I have written a number of pieces during the last year about Community Development Financial Institutions (CDFIs). For many business borrowers, they have been the place to turn to for loans when banks have been unwilling to lend. While banks have been protecting their assets, CDFI lenders have been busy creating new programs and making more loans to small businesses and affordable housing projects.
Wednesday, June 17, 2009, Federal Reserve Chairman Ben Bernanke gave a speech outlining the importance of CDFIs to our economic recovery and announced that new funds will be allocated to the program in 2009 and 2010. Bernanke stated that unlike many large scale centralized community development programs of the past, CDFIs have been successful precisely because they are grass roots local programs that can be as flexible as their community needs require.

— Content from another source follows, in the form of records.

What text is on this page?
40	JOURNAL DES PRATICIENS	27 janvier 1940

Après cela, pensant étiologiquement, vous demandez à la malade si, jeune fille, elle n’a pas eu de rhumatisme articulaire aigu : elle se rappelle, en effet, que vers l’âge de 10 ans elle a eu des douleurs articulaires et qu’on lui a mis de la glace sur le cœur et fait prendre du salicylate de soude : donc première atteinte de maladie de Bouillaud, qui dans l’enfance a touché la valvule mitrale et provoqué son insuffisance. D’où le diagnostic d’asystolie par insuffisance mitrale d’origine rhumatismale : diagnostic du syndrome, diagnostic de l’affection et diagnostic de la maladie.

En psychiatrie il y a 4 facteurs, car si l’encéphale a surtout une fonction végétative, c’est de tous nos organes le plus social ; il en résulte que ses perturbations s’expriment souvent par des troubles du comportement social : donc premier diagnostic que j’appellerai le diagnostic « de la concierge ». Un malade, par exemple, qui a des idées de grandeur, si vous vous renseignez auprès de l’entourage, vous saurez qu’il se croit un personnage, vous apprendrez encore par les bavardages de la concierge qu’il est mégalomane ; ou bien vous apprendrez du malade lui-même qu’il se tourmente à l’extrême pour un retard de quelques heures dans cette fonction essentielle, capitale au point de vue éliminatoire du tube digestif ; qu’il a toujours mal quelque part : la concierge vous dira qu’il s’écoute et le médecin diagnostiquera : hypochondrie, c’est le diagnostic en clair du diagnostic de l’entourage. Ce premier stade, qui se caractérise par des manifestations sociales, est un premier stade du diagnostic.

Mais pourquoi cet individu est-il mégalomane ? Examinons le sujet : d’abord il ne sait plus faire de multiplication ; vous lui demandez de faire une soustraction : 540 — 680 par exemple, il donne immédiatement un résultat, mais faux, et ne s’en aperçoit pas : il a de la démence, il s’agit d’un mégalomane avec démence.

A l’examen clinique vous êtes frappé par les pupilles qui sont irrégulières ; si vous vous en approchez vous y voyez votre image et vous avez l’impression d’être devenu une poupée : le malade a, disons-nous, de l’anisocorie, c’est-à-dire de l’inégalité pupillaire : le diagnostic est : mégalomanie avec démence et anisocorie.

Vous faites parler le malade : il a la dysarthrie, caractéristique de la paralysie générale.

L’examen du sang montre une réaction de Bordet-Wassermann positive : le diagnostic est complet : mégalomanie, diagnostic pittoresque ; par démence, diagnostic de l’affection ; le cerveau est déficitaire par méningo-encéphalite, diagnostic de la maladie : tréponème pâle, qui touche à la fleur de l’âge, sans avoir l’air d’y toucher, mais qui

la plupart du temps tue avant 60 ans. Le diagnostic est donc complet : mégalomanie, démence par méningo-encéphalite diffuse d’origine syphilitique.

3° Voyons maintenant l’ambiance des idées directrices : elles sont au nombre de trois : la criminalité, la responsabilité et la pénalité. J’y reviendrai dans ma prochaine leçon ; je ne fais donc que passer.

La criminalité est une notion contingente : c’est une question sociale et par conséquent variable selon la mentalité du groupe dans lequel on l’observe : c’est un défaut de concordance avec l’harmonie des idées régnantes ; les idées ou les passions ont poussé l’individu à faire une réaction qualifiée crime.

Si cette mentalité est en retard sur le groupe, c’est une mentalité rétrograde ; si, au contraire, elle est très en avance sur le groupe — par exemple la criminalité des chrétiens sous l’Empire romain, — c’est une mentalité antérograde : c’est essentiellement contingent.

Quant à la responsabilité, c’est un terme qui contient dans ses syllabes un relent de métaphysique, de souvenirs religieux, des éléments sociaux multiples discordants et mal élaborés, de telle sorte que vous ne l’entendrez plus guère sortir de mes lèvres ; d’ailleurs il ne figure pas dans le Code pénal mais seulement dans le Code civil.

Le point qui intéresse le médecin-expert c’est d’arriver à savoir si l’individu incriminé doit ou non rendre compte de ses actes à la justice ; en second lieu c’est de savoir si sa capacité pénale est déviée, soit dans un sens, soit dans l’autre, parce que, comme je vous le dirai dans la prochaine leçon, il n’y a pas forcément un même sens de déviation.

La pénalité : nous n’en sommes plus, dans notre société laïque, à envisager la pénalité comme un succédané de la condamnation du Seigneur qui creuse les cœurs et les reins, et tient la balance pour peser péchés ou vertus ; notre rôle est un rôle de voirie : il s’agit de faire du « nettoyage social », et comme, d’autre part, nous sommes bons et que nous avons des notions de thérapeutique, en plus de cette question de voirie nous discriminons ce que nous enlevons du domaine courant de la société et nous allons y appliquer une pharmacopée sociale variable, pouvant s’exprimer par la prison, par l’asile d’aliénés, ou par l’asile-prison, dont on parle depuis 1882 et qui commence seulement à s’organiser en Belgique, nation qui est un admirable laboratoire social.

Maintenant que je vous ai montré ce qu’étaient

There are over 1,000 certified CDFIs in the
According to Mark Pinsky, president and CEO of the Opportunity Finance Network, an organization of CDFIs:
“CDFIs work just outside the margins of conventional markets, opening doors for the opportunity markets we serve. Today in a real-world, real-time stress test, CDFIs are recognized as knowing how to lend in distressed markets in turbulent times. Chairman Bernanke made the point emphatically this morning. CDFIs are proving ‘good money’ can drive ‘bad money’ out of the marketplace.”
CDFIs operate through a program of the U.S. Department of Treasury. This month (June 2009) the Community Development Financial Institution Fund anticipates awarding $98 million in investments to CDFIs with an additional $63 million in September. The first batch of investments will be made with money from the American Recovery and Reinvestment Act funds. 2009 has been a big year for the program with over three times as much money flowing into the program as in any year since the program began in 1994.
Borrowers should consider CDFI lenders in addition to banks and other lending sources. The Opportunity Finance Network has a lending institution locator where you can find a fund serving your area.
In many cases, a CDFI lender will work with a bank lender to help secure the bank’s first lien interest. The CDFI lender’s loan will be subordinate to the primary lender. This allows a small business to obtain enough debt between the two lenders to achieve their goals while allowing the risk to be spread over two lenders instead of one.
I have been on the front line of the recession helping business owners during the past several years. I have seen first hand several CDFI lending institutions step up to the lending table when no one else would for deserving businesses.
The CDFI program is one of the few federally backed lending programs that work like they should, and it will be instrumental in helping our small businesses recover from the recession.